In its November Editorial, Nature Reviews Microbiology (6, 794; 2008) reports that the archive of the International Journal of Systematic and Evolutionary Microbiology (IJSEM) has been made available free online: a boon for scientists, historians and the public. The Society for General Microbiology publishes IJSEM on behalf of the International Committee on Systematics of Prokaryotes of the International Union of Microbiological Societies. The society has now provided funding for the entire back archive of the journal to be made freely available worldwide without a journal subscription. (The current content, or past two years, remains subject to access controls.)
From the Nature Reviews Microbiology Editorial: Systematics is the foundation for studies of all types of organisms, because it helps us to understand how one organism relates to another. The value of systematics is often underappreciated, however, for bacteria and viruses. For example, there is a huge imbalance between the 7,000 named bacterial species and the 1,000,000 named insect species. This is particularly important given that it is now well-known that bacteria and viruses are the most populous organisms on Earth, and furthermore, that more than 99% of bacteria have yet to be cultivated. Why should we be interested in naming and characterizing different species of bacteria? The advent of metagenomics has swelled the literature with ever-increasing estimates of numbers and types of bacteria and viruses in the biosphere. An important adjunct to genomics-based approaches is the detailed characterization of these myriad species and investigation of the relationships between them. The availability of the IJSEM archive will hopefully spur renewed interest in this area.

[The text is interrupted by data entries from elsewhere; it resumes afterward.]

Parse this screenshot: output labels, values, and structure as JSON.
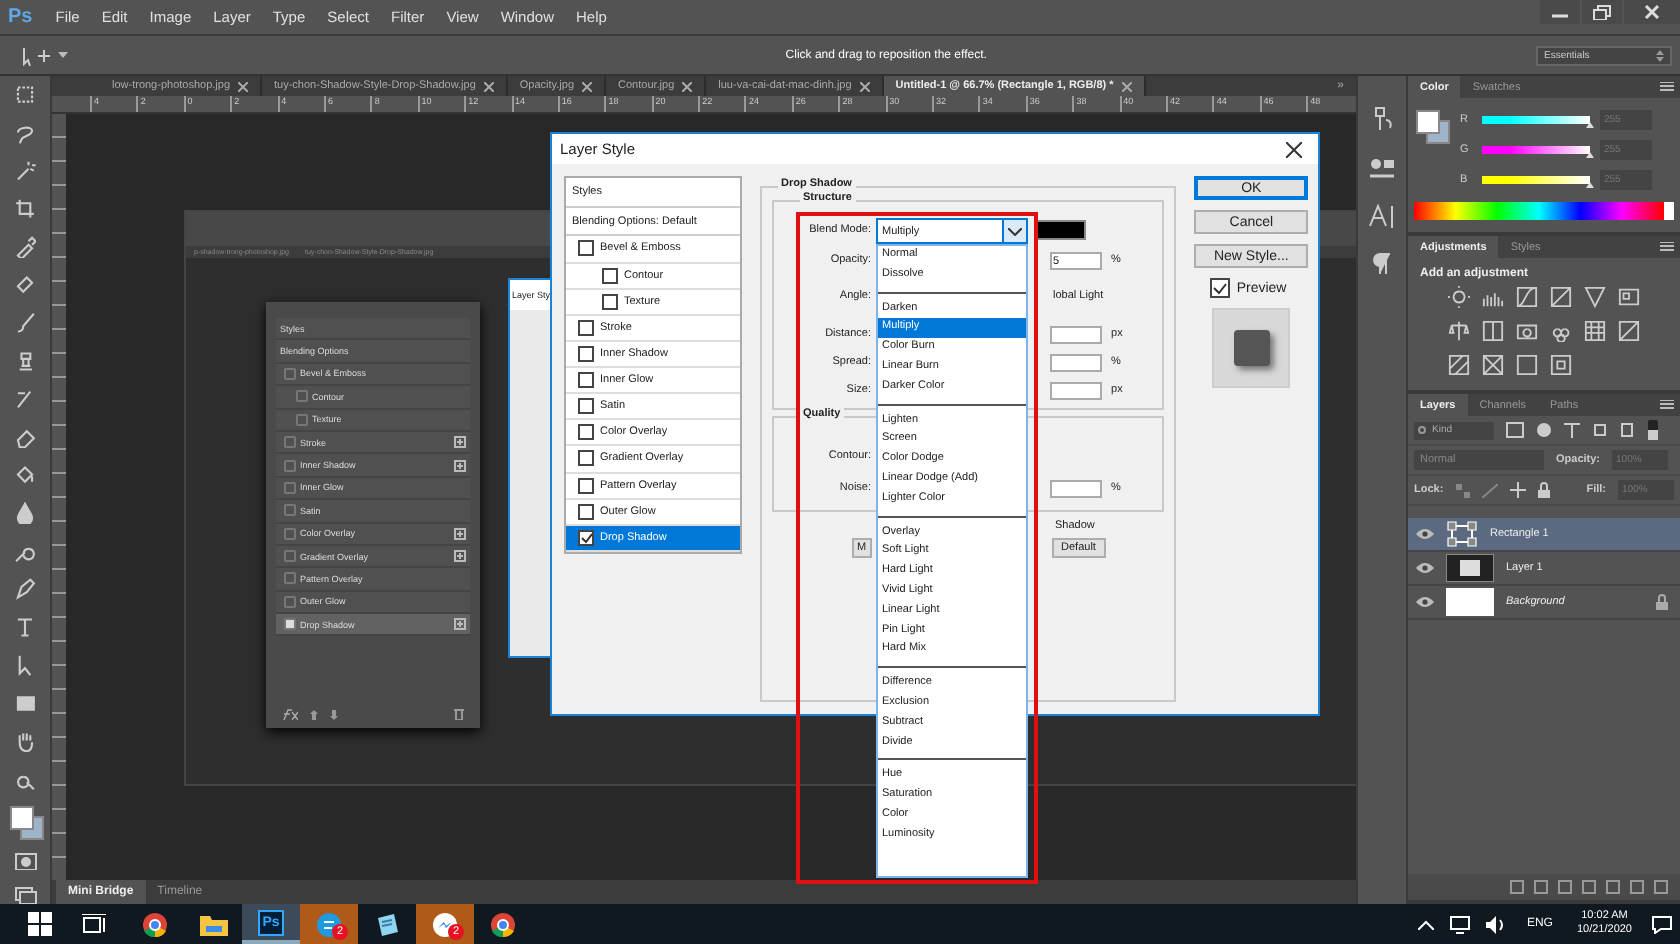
{
  "menu_bar": {
    "logo": "Ps",
    "items": [
      "File",
      "Edit",
      "Image",
      "Layer",
      "Type",
      "Select",
      "Filter",
      "View",
      "Window",
      "Help"
    ]
  },
  "options_bar": {
    "hint": "Click and drag to reposition the effect.",
    "workspace": "Essentials"
  },
  "document_tabs": [
    {
      "label": "low-trong-photoshop.jpg",
      "selected": false
    },
    {
      "label": "tuy-chon-Shadow-Style-Drop-Shadow.jpg",
      "selected": false
    },
    {
      "label": "Opacity.jpg",
      "selected": false
    },
    {
      "label": "Contour.jpg",
      "selected": false
    },
    {
      "label": "luu-va-cai-dat-mac-dinh.jpg",
      "selected": false
    },
    {
      "label": "Untitled-1 @ 66.7% (Rectangle 1, RGB/8) *",
      "selected": true
    }
  ],
  "tab_overflow": "»",
  "ruler": [
    "4",
    "2",
    "0",
    "2",
    "4",
    "6",
    "8",
    "10",
    "12",
    "14",
    "16",
    "18",
    "20",
    "22",
    "24",
    "26",
    "28",
    "30",
    "32",
    "34",
    "36",
    "38",
    "40",
    "42",
    "44",
    "46",
    "48"
  ],
  "canvas_document": {
    "tabs": [
      "p-shadow-trong-photoshop.jpg",
      "tuy-chon-Shadow-Style-Drop-Shadow.jpg"
    ],
    "small_dialog_title": "Layer Sty",
    "panel": {
      "headers": [
        "Styles",
        "Blending Options"
      ],
      "effects": [
        {
          "label": "Bevel & Emboss",
          "checked": false,
          "plus": false,
          "selected": false,
          "children": [
            {
              "label": "Contour",
              "checked": false,
              "plus": false,
              "selected": false
            },
            {
              "label": "Texture",
              "checked": false,
              "plus": false,
              "selected": false
            }
          ]
        },
        {
          "label": "Stroke",
          "checked": false,
          "plus": true,
          "selected": false
        },
        {
          "label": "Inner Shadow",
          "checked": false,
          "plus": true,
          "selected": false
        },
        {
          "label": "Inner Glow",
          "checked": false,
          "plus": false,
          "selected": false
        },
        {
          "label": "Satin",
          "checked": false,
          "plus": false,
          "selected": false
        },
        {
          "label": "Color Overlay",
          "checked": false,
          "plus": true,
          "selected": false
        },
        {
          "label": "Gradient Overlay",
          "checked": false,
          "plus": true,
          "selected": false
        },
        {
          "label": "Pattern Overlay",
          "checked": false,
          "plus": false,
          "selected": false
        },
        {
          "label": "Outer Glow",
          "checked": false,
          "plus": false,
          "selected": false
        },
        {
          "label": "Drop Shadow",
          "checked": true,
          "plus": true,
          "selected": true
        }
      ]
    }
  },
  "bottom_tabs": [
    {
      "label": "Mini Bridge",
      "selected": true
    },
    {
      "label": "Timeline",
      "selected": false
    }
  ],
  "dialog": {
    "title": "Layer Style",
    "styles_header": "Styles",
    "blending": "Blending Options: Default",
    "effects": [
      {
        "label": "Bevel & Emboss",
        "checked": false,
        "selected": false,
        "children": [
          {
            "label": "Contour",
            "checked": false,
            "selected": false
          },
          {
            "label": "Texture",
            "checked": false,
            "selected": false
          }
        ]
      },
      {
        "label": "Stroke",
        "checked": false,
        "selected": false
      },
      {
        "label": "Inner Shadow",
        "checked": false,
        "selected": false
      },
      {
        "label": "Inner Glow",
        "checked": false,
        "selected": false
      },
      {
        "label": "Satin",
        "checked": false,
        "selected": false
      },
      {
        "label": "Color Overlay",
        "checked": false,
        "selected": false
      },
      {
        "label": "Gradient Overlay",
        "checked": false,
        "selected": false
      },
      {
        "label": "Pattern Overlay",
        "checked": false,
        "selected": false
      },
      {
        "label": "Outer Glow",
        "checked": false,
        "selected": false
      },
      {
        "label": "Drop Shadow",
        "checked": true,
        "selected": true
      }
    ],
    "group_title": "Drop Shadow",
    "structure_title": "Structure",
    "blend_mode_label": "Blend Mode:",
    "blend_mode": "Multiply",
    "fields": [
      {
        "label": "Opacity:",
        "value": "5",
        "unit": "%"
      },
      {
        "label": "Angle:",
        "suffix": "lobal Light"
      },
      {
        "label": "Distance:",
        "unit": "px"
      },
      {
        "label": "Spread:",
        "unit": "%"
      },
      {
        "label": "Size:",
        "unit": "px"
      }
    ],
    "quality_title": "Quality",
    "quality_fields": [
      {
        "label": "Contour:"
      },
      {
        "label": "Noise:",
        "unit": "%"
      }
    ],
    "knockout_text": "Shadow",
    "make_default": "M",
    "reset_default": "Default",
    "buttons": [
      {
        "label": "OK",
        "default": true
      },
      {
        "label": "Cancel",
        "default": false
      },
      {
        "label": "New Style...",
        "default": false
      }
    ],
    "preview": {
      "label": "Preview",
      "checked": true
    },
    "blend_modes": [
      [
        {
          "label": "Normal",
          "selected": false
        },
        {
          "label": "Dissolve",
          "selected": false
        }
      ],
      [
        {
          "label": "Darken",
          "selected": false
        },
        {
          "label": "Multiply",
          "selected": true
        },
        {
          "label": "Color Burn",
          "selected": false
        },
        {
          "label": "Linear Burn",
          "selected": false
        },
        {
          "label": "Darker Color",
          "selected": false
        }
      ],
      [
        {
          "label": "Lighten",
          "selected": false
        },
        {
          "label": "Screen",
          "selected": false
        },
        {
          "label": "Color Dodge",
          "selected": false
        },
        {
          "label": "Linear Dodge (Add)",
          "selected": false
        },
        {
          "label": "Lighter Color",
          "selected": false
        }
      ],
      [
        {
          "label": "Overlay",
          "selected": false
        },
        {
          "label": "Soft Light",
          "selected": false
        },
        {
          "label": "Hard Light",
          "selected": false
        },
        {
          "label": "Vivid Light",
          "selected": false
        },
        {
          "label": "Linear Light",
          "selected": false
        },
        {
          "label": "Pin Light",
          "selected": false
        },
        {
          "label": "Hard Mix",
          "selected": false
        }
      ],
      [
        {
          "label": "Difference",
          "selected": false
        },
        {
          "label": "Exclusion",
          "selected": false
        },
        {
          "label": "Subtract",
          "selected": false
        },
        {
          "label": "Divide",
          "selected": false
        }
      ],
      [
        {
          "label": "Hue",
          "selected": false
        },
        {
          "label": "Saturation",
          "selected": false
        },
        {
          "label": "Color",
          "selected": false
        },
        {
          "label": "Luminosity",
          "selected": false
        }
      ]
    ]
  },
  "panels": {
    "color": {
      "tabs": [
        {
          "label": "Color",
          "selected": true
        },
        {
          "label": "Swatches",
          "selected": false
        }
      ],
      "channels": [
        {
          "name": "R",
          "color": "#00ffff",
          "level": 1,
          "value": "255"
        },
        {
          "name": "G",
          "color": "#ff00ff",
          "level": 1,
          "value": "255"
        },
        {
          "name": "B",
          "color": "#ffff00",
          "level": 1,
          "value": "255"
        }
      ]
    },
    "adjustments": {
      "tabs": [
        {
          "label": "Adjustments",
          "selected": true
        },
        {
          "label": "Styles",
          "selected": false
        }
      ],
      "title": "Add an adjustment"
    },
    "layers": {
      "tabs": [
        {
          "label": "Layers",
          "selected": true
        },
        {
          "label": "Channels",
          "selected": false
        },
        {
          "label": "Paths",
          "selected": false
        }
      ],
      "filter": "Kind",
      "blend_mode": "Normal",
      "opacity_label": "Opacity:",
      "opacity": "100%",
      "lock_label": "Lock:",
      "fill_label": "Fill:",
      "fill": "100%",
      "items": [
        {
          "name": "Rectangle 1",
          "kind": "shape",
          "selected": true
        },
        {
          "name": "Layer 1",
          "kind": "image",
          "selected": false
        },
        {
          "name": "Background",
          "kind": "background",
          "selected": false
        }
      ]
    }
  },
  "taskbar": {
    "apps": [
      {
        "kind": "browser",
        "active": false,
        "flashing": false
      },
      {
        "kind": "folder",
        "active": false,
        "flashing": false
      },
      {
        "kind": "ps",
        "label": "Ps",
        "active": true,
        "flashing": false
      },
      {
        "kind": "chat",
        "badge": "2",
        "active": false,
        "flashing": true
      },
      {
        "kind": "notes",
        "active": false,
        "flashing": false
      },
      {
        "kind": "messenger",
        "badge": "2",
        "active": false,
        "flashing": true
      },
      {
        "kind": "browser",
        "active": false,
        "flashing": false
      }
    ],
    "language": "ENG",
    "time": "10:02 AM",
    "date": "10/21/2020"
  }
}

Jean Euzeby, the IJSEM list editor, maintains an incredibly useful web resource that details all those species that have been ratified — the List of Prokaryotic names with Standing in Nomenclature. Another useful site named Bacterial Nomenclature Up-to-Date has an up-to-date list of bacteria and is based on the work of Norbert Weiss, who maintained the database until his retirement in February 2003. The current database is maintained under the supervision of Manfred Kracht. Finally, a comprehensive taxonomy of the Bacteria and Archaea can be found in the Taxonomic Outline of Bacteria and Archaea (TOBA) Release 7.7, which was last updated in 2007.
Other useful resources are described in the Editorial.